Encyclopedia Battleshipica
Sidharth Monga
25-Feb-2013

ESPNcricinfo Ltd
One would be surprised if the book in the picture were not the biggest ever written on cricket, in terms of height and weight. The ‘monster’ weighs “21-and-half kilos” and needs a separate table for itself. When it was presented at Lord’s, John Arlott called it a “pocket battleship of a fleet”.
You’d be hard pressed to find anyone who knew more about New Zealand cricket than the man holding the book, or much more in volume about cricket in general. Don Neely wrote Men In White, a comprehensive history of New Zealand cricket, played first-class cricket for Wellington and Auckland, led Wellington to the Plunkett Shield in his first year as captain without the services of John Reid, Bob Blair and Bruce Morrison, became a national selector, and is now the NZC president.
It took Don five years to write this book, juggling his business tours with writing, which involved research from world over. He doesn’t know how many words he wrote – and literally wrote, for he didn’t use a typewriter.
But he does remember the book has 1600 photographs, each of which is a story in itself. There are about 50 words to each caption, adding up to some 80,000 words just in photo descriptions. Within two weeks 1200 copies of the limited edition had been sold.
Don is the most prominent historian in the country. But he will be given a tough fight, when it comes to history, by his wife Paddianne, who is herself an archivist and has worked hard with him on many of his 30 books. Between them, Don and Paddianne are an encyclopedia of cricket history, delightful anecdotes, and refreshingly a present-day perspective.
Ask them about Eric Tindill, the oldest surviving Test cricketer, and they will tell you how Tindill – at 98 years and 109 days - is a few months short – 215 days to be precice – of becoming the longest lived Test cricketer. Don also remembers that the last two or three oldest surviving cricketers have been from New Zealand. The last was Don Cleverly. “There must be something in our water,” he says. But it’s not just numbers that matter to the Neelies.
Paddianne remembers a call she got from a lady enquiring about the whereabouts of Sid Ward, who is now 102. They tracked him down and discovered he had played with Tindill. A special reunion was arranged.

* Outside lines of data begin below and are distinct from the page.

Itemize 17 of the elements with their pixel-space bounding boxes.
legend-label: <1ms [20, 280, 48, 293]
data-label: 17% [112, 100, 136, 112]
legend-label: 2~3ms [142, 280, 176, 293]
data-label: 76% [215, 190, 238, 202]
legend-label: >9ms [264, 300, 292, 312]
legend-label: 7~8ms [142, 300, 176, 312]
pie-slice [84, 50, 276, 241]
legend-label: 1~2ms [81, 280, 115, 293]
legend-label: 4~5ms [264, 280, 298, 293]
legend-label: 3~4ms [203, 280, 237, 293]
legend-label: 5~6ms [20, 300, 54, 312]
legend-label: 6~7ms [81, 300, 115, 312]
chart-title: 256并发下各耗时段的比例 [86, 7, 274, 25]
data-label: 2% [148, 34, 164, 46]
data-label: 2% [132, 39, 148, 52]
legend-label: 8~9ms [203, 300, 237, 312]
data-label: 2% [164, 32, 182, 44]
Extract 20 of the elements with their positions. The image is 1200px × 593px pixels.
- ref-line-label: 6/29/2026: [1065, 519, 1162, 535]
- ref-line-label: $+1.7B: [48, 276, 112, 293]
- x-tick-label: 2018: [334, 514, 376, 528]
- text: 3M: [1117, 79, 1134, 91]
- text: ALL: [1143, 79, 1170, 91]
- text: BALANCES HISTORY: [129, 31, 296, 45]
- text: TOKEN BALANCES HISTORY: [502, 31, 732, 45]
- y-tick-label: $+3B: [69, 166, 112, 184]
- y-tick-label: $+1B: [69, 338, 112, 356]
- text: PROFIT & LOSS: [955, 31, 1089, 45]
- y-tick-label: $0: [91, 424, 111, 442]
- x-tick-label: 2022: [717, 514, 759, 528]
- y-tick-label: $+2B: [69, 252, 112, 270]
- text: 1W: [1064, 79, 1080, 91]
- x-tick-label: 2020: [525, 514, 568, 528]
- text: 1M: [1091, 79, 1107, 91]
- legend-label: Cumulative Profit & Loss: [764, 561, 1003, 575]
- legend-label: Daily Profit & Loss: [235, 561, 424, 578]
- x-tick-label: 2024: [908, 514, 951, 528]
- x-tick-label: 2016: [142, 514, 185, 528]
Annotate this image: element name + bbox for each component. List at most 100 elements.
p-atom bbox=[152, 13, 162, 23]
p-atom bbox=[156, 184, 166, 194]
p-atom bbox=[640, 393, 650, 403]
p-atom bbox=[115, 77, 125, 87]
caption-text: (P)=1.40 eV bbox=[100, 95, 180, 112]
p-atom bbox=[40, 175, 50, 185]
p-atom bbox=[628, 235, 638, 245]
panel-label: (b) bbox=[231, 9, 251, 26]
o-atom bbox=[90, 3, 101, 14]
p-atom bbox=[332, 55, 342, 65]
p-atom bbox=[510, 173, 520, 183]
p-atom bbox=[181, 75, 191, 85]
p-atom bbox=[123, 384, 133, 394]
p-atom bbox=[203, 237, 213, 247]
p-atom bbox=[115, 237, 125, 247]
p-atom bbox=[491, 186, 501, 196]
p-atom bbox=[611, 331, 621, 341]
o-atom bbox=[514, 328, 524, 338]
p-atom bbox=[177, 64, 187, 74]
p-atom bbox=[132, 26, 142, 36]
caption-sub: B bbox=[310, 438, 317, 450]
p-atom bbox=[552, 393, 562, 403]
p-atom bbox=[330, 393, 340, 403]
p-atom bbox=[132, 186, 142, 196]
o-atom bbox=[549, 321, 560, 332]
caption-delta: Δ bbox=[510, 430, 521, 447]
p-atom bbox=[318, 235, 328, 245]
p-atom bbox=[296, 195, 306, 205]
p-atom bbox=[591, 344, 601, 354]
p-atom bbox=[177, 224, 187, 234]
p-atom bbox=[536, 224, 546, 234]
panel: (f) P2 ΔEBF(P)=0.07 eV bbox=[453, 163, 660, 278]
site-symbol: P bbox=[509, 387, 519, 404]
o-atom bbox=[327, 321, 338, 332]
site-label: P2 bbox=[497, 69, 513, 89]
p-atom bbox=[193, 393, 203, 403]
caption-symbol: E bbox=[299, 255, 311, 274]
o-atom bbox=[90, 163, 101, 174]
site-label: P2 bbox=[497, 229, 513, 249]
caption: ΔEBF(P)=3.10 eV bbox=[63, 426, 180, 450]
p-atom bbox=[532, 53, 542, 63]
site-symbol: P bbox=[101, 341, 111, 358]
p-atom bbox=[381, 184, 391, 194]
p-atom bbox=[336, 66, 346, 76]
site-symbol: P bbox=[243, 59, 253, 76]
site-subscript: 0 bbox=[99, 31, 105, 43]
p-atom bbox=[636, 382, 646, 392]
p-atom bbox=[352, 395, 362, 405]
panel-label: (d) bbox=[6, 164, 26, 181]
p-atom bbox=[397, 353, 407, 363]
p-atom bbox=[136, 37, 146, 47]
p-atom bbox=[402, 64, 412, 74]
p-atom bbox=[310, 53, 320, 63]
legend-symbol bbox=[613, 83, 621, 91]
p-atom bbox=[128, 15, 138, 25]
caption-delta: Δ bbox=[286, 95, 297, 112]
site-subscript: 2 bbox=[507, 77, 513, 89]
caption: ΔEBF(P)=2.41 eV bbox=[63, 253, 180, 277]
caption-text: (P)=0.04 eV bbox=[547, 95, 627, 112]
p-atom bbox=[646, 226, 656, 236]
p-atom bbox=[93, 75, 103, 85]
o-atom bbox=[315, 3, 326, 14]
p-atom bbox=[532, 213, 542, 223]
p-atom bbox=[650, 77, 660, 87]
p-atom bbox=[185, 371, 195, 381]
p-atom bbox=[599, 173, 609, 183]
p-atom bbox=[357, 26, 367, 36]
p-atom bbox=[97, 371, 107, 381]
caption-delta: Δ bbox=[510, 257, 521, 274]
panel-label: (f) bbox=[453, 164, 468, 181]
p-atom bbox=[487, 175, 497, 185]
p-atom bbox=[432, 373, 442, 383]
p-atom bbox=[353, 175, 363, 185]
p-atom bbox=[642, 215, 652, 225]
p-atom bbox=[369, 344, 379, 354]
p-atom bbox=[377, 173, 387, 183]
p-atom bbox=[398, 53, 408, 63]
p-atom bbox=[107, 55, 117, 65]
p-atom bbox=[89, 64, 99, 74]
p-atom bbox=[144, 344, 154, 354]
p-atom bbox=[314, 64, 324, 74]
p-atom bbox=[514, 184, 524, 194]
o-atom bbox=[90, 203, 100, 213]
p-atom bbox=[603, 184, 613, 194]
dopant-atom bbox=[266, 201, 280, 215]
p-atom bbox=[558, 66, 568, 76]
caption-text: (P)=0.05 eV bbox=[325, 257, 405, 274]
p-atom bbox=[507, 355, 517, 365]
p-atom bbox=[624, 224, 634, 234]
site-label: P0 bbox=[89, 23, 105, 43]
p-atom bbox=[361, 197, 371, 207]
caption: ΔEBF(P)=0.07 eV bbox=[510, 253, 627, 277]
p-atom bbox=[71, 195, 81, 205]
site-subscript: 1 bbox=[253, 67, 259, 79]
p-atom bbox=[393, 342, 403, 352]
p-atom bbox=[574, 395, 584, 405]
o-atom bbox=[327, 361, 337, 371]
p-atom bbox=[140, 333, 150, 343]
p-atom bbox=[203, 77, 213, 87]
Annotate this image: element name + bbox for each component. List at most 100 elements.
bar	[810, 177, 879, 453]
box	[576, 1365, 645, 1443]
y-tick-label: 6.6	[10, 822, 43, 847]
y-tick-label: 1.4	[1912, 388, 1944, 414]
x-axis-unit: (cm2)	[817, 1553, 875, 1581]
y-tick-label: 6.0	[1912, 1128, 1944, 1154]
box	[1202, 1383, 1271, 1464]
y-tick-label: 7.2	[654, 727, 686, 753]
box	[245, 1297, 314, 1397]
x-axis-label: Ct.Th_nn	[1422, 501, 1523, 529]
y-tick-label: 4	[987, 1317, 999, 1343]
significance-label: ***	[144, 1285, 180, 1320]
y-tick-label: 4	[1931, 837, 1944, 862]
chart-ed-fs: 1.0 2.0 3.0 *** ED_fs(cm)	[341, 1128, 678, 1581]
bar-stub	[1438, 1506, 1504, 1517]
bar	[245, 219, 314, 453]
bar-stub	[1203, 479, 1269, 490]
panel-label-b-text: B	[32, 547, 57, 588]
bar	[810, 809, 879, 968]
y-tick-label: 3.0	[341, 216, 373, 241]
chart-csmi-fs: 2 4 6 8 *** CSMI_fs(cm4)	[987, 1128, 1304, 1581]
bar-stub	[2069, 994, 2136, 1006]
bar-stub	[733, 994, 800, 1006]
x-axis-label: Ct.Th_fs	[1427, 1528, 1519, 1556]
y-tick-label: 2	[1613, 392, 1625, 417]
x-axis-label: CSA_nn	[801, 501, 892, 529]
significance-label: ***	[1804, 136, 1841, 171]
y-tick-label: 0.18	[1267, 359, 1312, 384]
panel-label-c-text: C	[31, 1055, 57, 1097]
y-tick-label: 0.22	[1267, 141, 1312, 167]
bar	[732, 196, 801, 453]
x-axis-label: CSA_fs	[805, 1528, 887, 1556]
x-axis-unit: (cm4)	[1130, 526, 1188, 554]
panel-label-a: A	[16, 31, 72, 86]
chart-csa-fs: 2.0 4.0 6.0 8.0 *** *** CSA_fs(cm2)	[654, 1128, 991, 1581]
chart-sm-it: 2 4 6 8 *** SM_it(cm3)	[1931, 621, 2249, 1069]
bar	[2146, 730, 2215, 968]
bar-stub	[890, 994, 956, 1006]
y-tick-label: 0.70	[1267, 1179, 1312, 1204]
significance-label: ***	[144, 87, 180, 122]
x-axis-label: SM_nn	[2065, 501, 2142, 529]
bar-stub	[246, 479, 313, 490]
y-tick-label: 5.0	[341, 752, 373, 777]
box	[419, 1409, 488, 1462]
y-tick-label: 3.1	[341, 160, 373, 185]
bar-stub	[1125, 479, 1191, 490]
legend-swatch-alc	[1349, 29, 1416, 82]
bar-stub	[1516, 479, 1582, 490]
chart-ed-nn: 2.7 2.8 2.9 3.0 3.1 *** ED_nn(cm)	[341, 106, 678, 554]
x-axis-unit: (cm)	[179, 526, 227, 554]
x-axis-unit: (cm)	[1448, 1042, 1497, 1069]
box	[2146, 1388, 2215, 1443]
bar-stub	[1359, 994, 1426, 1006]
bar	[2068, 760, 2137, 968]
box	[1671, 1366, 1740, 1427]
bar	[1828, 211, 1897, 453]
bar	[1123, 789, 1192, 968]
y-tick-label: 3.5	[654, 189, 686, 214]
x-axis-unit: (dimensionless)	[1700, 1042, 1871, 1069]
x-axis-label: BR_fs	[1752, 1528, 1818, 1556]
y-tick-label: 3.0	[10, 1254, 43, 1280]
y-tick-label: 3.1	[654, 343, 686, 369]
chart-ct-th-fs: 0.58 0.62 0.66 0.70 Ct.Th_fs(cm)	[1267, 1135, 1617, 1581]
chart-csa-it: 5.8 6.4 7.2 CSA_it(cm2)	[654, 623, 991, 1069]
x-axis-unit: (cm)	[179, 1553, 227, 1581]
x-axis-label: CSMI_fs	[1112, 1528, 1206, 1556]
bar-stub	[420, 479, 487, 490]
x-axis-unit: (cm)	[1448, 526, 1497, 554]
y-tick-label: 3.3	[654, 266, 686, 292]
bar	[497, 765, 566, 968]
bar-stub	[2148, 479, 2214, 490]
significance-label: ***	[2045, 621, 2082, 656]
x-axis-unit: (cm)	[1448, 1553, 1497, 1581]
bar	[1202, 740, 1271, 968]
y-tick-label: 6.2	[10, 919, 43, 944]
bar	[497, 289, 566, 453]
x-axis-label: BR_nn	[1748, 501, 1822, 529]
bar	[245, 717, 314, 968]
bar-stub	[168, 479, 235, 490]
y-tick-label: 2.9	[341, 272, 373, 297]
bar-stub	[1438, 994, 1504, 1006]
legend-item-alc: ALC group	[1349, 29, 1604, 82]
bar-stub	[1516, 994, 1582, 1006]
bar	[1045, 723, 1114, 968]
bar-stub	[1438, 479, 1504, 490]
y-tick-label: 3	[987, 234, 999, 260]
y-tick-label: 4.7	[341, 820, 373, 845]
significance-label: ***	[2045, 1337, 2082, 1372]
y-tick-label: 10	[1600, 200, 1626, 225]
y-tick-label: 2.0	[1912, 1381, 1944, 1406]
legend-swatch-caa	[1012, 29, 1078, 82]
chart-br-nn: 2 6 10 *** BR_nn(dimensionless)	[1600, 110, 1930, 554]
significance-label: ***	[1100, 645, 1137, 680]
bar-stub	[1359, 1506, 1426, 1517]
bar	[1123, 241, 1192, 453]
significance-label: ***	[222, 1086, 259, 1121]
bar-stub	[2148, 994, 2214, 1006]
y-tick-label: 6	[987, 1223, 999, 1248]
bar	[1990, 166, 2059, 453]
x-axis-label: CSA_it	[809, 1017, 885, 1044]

These two men had played their cricket and rugby (Tindill played both cricket and rugby Tests, and also umpired in both) together in the 1930s, and met again after an average lifespan gone by. The correspondent on the phone, by the way, was Ward’s niece.
Paddianne and Don’s meeting also had something to do with cricket. Don used to play with Dave Crowe, who was Paddianne’s cousin. And Dave was Martin and Jeff’s father and Russell Crowe’s uncle. When the Neelies’ son was getting married, Crowe senior tried to scare the bride. “You need to have cricketing blood to get into this family. We have the Crowes, the Neelies. What do you have?”
Not realising that this was a joke, she went to her father and told him of the predicament. The father told her to ask Crowe if WG Grace would do. And this was no joke, because her great grandmother was a first cousin of WG’s and she didn’t even know of it. The marriage went on, and the Neelies’ granddaughter is named – well – Grace. Now that’s a cricketing family.